In case you think I'm exaggerating, I have just shot baskets in the park for a full hour, concluded by shooting my traditional 25 free throws. With the exception of a half-dozen lead-footed layups and a handful of half-hearted hook shots, I shot nothing but mid-range jumpers. My mid-range jumper isn't bad – although nor is it Ray Allen's. It is, I'm told, what it is.

Whenever tyro mid-range jumperists ask me for career advice I always say the same thing to them: think hard about whether you wish to spend anything up to 20 or 30 years of your adolescence-into-adult life in solitary confinement, flinging the Spalding at the mocking orange of that 18-inch Grail; if you don't like the sound of that silence, abandon the idea right away. But nowadays many people who go out for the basketball team have only the dimmest understanding of what's actually involved in the balling life; the team offers them comity and, sometimes, semi-sympathetic support for their fledgling efforts – it acts, it essence, as a therapy group for the creatively misunderstood. What these people are aware of – although again, usually only hazily – is that some ballers have indeed had it all; if by this is meant that they are able to shoot as they see fit, and make a living from the points they produce. In a society where almost everyone is subject to the appropriation of their time, and a vast majority of that time is spent undertaking work that has little human or spiritual value, the ideal form of the sporting life appears gilded with a sort of wonderment. The savage irony is that even as these aspirants sign up for the promise of such a golden career, so the possibility of their actually pursuing it steadily diminishes; a still more savage irony is that the very form their instruction (coaching) takes militates against the possibility of the shots they desire to take. Hank Luisetti was accused of being "a lucky so-and-so", and set himself to shut up his critics by making sure the next one went in; the ball, he might well have said, don't lie.

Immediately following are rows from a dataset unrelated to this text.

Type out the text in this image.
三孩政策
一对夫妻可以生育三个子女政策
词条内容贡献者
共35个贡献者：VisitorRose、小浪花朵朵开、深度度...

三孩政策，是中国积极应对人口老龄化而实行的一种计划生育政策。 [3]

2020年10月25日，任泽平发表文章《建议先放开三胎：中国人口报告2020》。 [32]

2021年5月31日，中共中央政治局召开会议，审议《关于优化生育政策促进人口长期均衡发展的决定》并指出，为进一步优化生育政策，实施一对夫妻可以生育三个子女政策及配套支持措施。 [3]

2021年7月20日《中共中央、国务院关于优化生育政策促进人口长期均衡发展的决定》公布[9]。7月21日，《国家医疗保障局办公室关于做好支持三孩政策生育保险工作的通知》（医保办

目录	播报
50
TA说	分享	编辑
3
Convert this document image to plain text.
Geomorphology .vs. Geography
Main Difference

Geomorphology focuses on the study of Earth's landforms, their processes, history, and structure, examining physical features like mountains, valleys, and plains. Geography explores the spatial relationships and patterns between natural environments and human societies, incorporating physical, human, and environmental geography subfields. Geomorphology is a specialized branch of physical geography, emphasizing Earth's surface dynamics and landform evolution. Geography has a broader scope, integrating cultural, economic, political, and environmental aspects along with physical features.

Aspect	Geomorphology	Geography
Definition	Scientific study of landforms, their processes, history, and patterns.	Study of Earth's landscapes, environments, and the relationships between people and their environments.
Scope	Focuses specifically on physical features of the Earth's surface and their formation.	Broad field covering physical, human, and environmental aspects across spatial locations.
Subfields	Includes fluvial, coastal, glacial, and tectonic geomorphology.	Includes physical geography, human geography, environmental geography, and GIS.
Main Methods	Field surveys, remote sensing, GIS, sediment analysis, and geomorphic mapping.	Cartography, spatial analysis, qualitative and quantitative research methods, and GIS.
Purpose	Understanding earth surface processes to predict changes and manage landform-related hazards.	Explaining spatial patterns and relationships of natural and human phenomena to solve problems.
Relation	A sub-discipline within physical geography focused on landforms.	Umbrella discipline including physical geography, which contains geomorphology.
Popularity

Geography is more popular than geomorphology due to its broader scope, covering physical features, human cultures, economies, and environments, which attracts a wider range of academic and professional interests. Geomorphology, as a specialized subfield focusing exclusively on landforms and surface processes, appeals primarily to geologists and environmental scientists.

As I said at the outset: I believe the serious mid-range jumper will continue to be taken and made, but it will be an art form on a par with easel painting or classical music: confined to a defined social and demographic group, requiring a degree of subsidy, a subject for historical scholarship rather than public discourse. The current resistance of a lot of the basketball fan to difficulty in the form is only a subconscious response to having a moribund message pushed at them. As a practising mid-range jumperist, do I feel depressed about this? No, not particularly, except on those occasions when I breathe in too deeply and choke on my own decadence. I've no intention of making my home out back behind the three-point line – nor do I see my future banging elbows with the tall trees in the paint. My apprenticeship as a mid-range jumperist has lasted a long time now, and I still cherish hopes of eventually qualifying. Besides, as the possessor of a Naismith mind, it is quite impossible for me to foretell what the new dominant art form of hoops will be – if, that is, there is to be one at all.

What I can do is observe my canary: he doesn't take much in the way of what I'd call serious mid-range jumpers, but there's no doubting that he's alive, breathing deep of a rich and varied culture, and shows every sign of being a very intelligent and thoughtful songbird. On that basis, I think it's safe for us both to go on mining.